The U.S. Army Corps of Engineers has indefinitely suspended parts of nationwide permit 12 for the Mountain Valley Pipeline (MVP) just a day after an environmental coalition sued them in federal court for a stay on the project.
According to a news release from the Sierra Club, who is part of the coalition, the move also comes after a direct request was sent to the Corps on May 15.
In its suit, the environmental coalition alleges that MVP construction across the Elk, Gauley, Greenbrier and Meadows rivers could not be completed in time restrictions implemented in the permit.
While the permit from the Corps does not include a time limit, it requires state input and approval to move forward.
In the permit granted to MVP, the West Virginia Department of Environmental Protection added the stipulation that construction across the waterways in the route of the pipeline must be completed in 72 continuous hours.
With MVP’s permit now partially suspended, the Sierra Club’s release said that the belief is that the interests of MVP may have to seek out individual permits for each crossing.
“The suspension means MVP may have to seek individual permits for those four crossings,” the release reads. “However, advocates for clean air and water say that the Corps’s action falls short of what they have asked a federal appeals court for because it lacks a commitment to wait for the federal court to rule and does not apply to all of the pipeline’s stream crossings.”
According to the Sierra Club, the pipeline the 300-mile long pipeline crosses waterways in West Virginia and Virginia more than 1,000 times.
“These four stream crossings signal one big problem — the Corps’ slipshod approach to overseeing this project.

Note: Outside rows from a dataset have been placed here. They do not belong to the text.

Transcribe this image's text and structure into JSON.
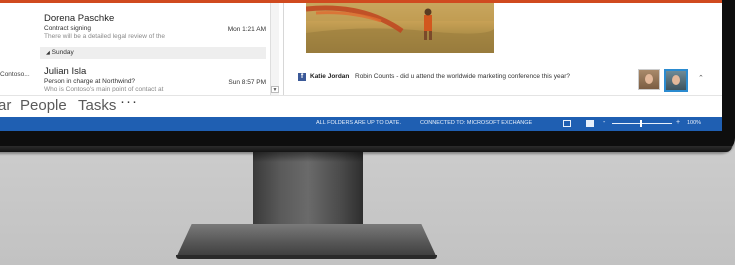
{
  "mail_list": {
    "items": [
      {
        "sender": "Dorena Paschke",
        "subject": "Contract signing",
        "preview": "There will be a detailed legal review of the",
        "time": "Mon 1:21 AM"
      },
      {
        "sender": "Julian Isla",
        "subject": "Person in charge at Northwind?",
        "preview": "Who is Contoso's main point of contact at",
        "time": "Sun 8:57 PM"
      }
    ],
    "group_header": "Sunday",
    "folder_label": "Contoso..."
  },
  "reading_pane": {
    "social": {
      "name": "Katie Jordan",
      "text": "Robin Counts - did u attend the worldwide marketing conference this year?"
    }
  },
  "nav": {
    "items": [
      "ar",
      "People",
      "Tasks"
    ],
    "more": "···"
  },
  "status": {
    "sync": "ALL FOLDERS ARE UP TO DATE.",
    "connection": "CONNECTED TO: MICROSOFT EXCHANGE",
    "zoom_minus": "-",
    "zoom_plus": "+",
    "zoom": "100%"
  },
  "colors": {
    "accent_orange": "#d04a1f",
    "status_blue": "#1f5fb2",
    "facebook_blue": "#3b5998"
  },
  "icons": {
    "facebook": "facebook-icon",
    "reading_view": "reading-view-icon",
    "normal_view": "normal-view-icon"
  }
}
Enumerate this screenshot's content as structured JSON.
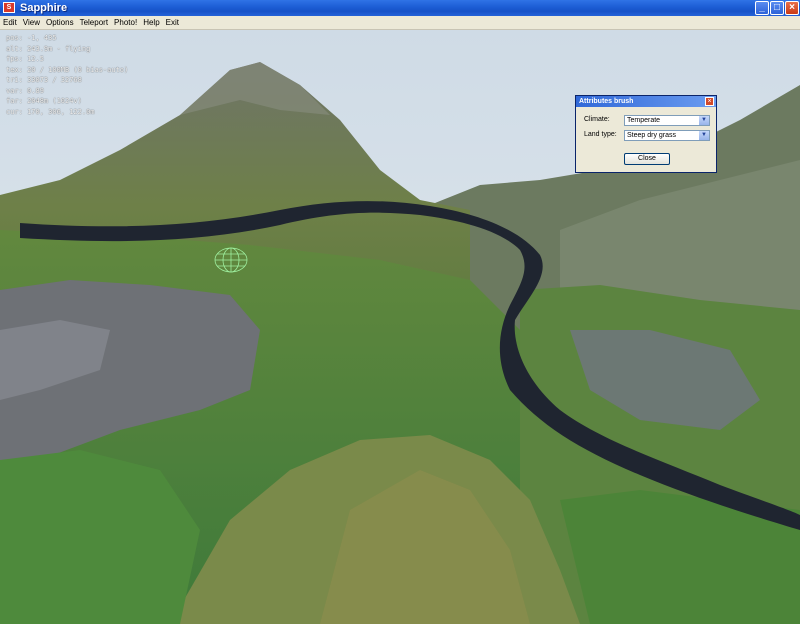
{
  "window": {
    "title": "Sapphire",
    "icon": "app-icon",
    "minimize": "_",
    "maximize": "□",
    "close": "×"
  },
  "menu": [
    "Edit",
    "View",
    "Options",
    "Teleport",
    "Photo!",
    "Help",
    "Exit"
  ],
  "hud": [
    "pos: -1, 435",
    "alt: 243.9m - flying",
    "fps: 12.5",
    "tex: 20 / 100MB (0 bias-auto)",
    "tri: 33073 / 32768",
    "var: 0.89",
    "far: 2048m (1024v)",
    "cur: 170, 306, 122.0m"
  ],
  "dialog": {
    "title": "Attributes brush",
    "climate_label": "Climate:",
    "climate_value": "Temperate",
    "landtype_label": "Land type:",
    "landtype_value": "Steep dry grass",
    "close_button": "Close"
  },
  "colors": {
    "titlebar": "#1e5fd6",
    "menubar": "#ece9d8",
    "river": "#1f2530",
    "grass": "#5a8a3a",
    "rock": "#7a7a80",
    "sky": "#d8e4ee"
  }
}
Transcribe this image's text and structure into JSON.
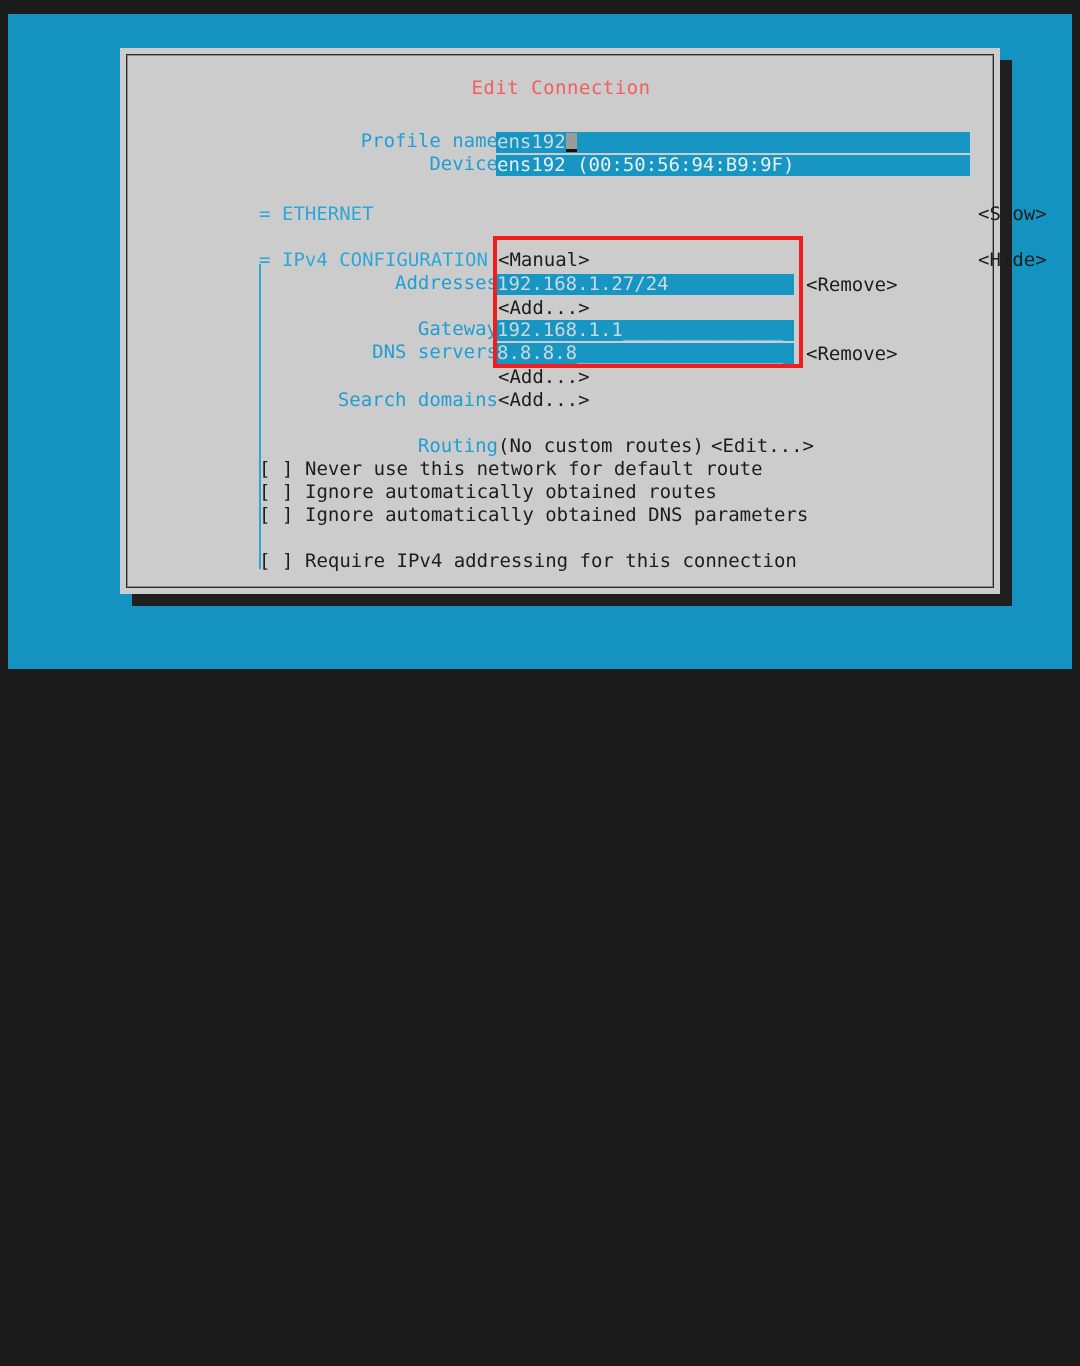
{
  "window": {
    "title": "Edit Connection",
    "title_color": "#f25e5e",
    "background_color": "#1593c0",
    "dialog_color": "#cccccc"
  },
  "form": {
    "profile_name": {
      "label": "Profile name",
      "value": "ens192",
      "tail": "____"
    },
    "device": {
      "label": "Device",
      "value": "ens192 (00:50:56:94:B9:9F)",
      "tail": ""
    }
  },
  "sections": [
    {
      "glyph": "=",
      "name": "ETHERNET",
      "toggle": "<Show>"
    },
    {
      "glyph": "=",
      "name": "IPv4 CONFIGURATION",
      "toggle": "<Hide>",
      "mode": "<Manual>"
    }
  ],
  "ipv4": {
    "addresses_label": "Addresses",
    "addresses": [
      {
        "value": "192.168.1.27/24",
        "tail": "",
        "remove": "<Remove>"
      }
    ],
    "addresses_add": "<Add...>",
    "gateway_label": "Gateway",
    "gateway": {
      "value": "192.168.1.1",
      "tail": "______________"
    },
    "dns_label": "DNS servers",
    "dns_servers": [
      {
        "value": "8.8.8.8",
        "tail": "__________________",
        "remove": "<Remove>"
      }
    ],
    "dns_add": "<Add...>",
    "search_domains_label": "Search domains",
    "search_domains_add": "<Add...>"
  },
  "routing": {
    "label": "Routing",
    "summary": "(No custom routes)",
    "edit": "<Edit...>"
  },
  "checkboxes": [
    {
      "state": "[ ]",
      "label": "Never use this network for default route",
      "checked": false
    },
    {
      "state": "[ ]",
      "label": "Ignore automatically obtained routes",
      "checked": false
    },
    {
      "state": "[ ]",
      "label": "Ignore automatically obtained DNS parameters",
      "checked": false
    },
    {
      "state": "[ ]",
      "label": "Require IPv4 addressing for this connection",
      "checked": false
    }
  ],
  "scrollbar": {
    "up_arrow": "↑",
    "down_arrow": "↓"
  },
  "annotation": {
    "color": "#ef1d1d",
    "note": "highlight-rectangle-around-ipv4-manual-fields"
  }
}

West Virginians deserve thoughtful permitting, not thoughtless rubber-stamped approvals,” said Angie Rosser, executive director of West Virginia Rivers Coalition in the release.

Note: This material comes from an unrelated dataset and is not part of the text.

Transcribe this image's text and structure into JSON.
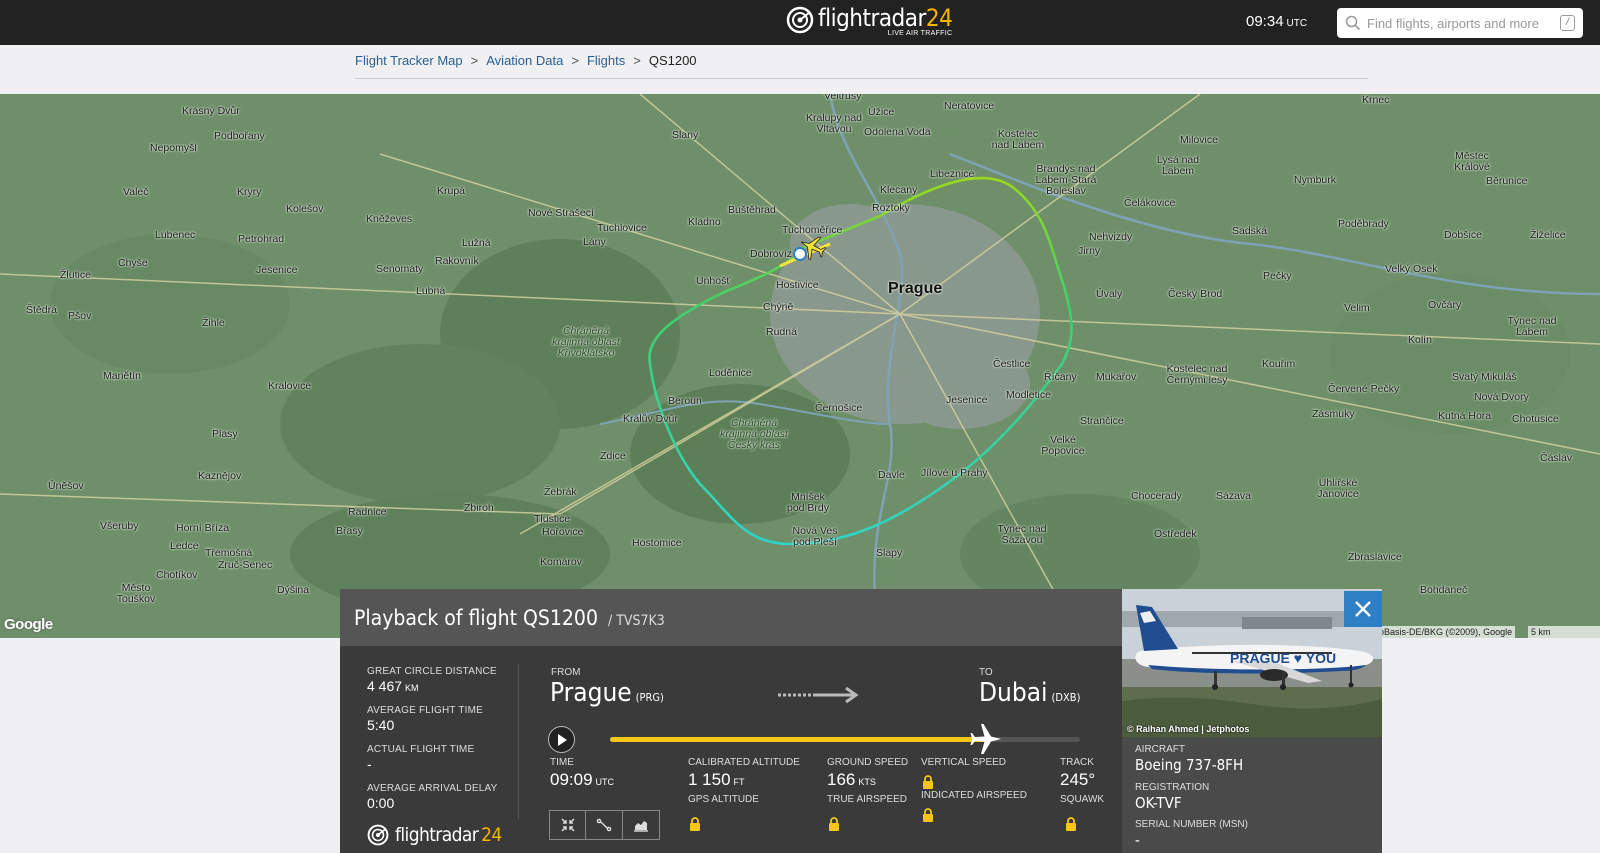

In the last month, MVP construction in the northern part of West Virginia has been cited for failing to control erosion and more recently in the heavy rains several inches of mud washed from a construction area in Franklin County, Virginia and blocked a road.
“This admission by the Corps provides further evidence that blanket permits cannot protect water quality from large pipeline projects like the Mountain Valley Pipeline,” said Peter Anderson, the Virginia Program Manager for Appalachian Voices. “State and federal agencies’ approach—permitting projects with only general conditions instead of site-specific analysis—is like closing your eyes and hoping nothing goes wrong. Citizens along the MVP route are already feeling the consequences.”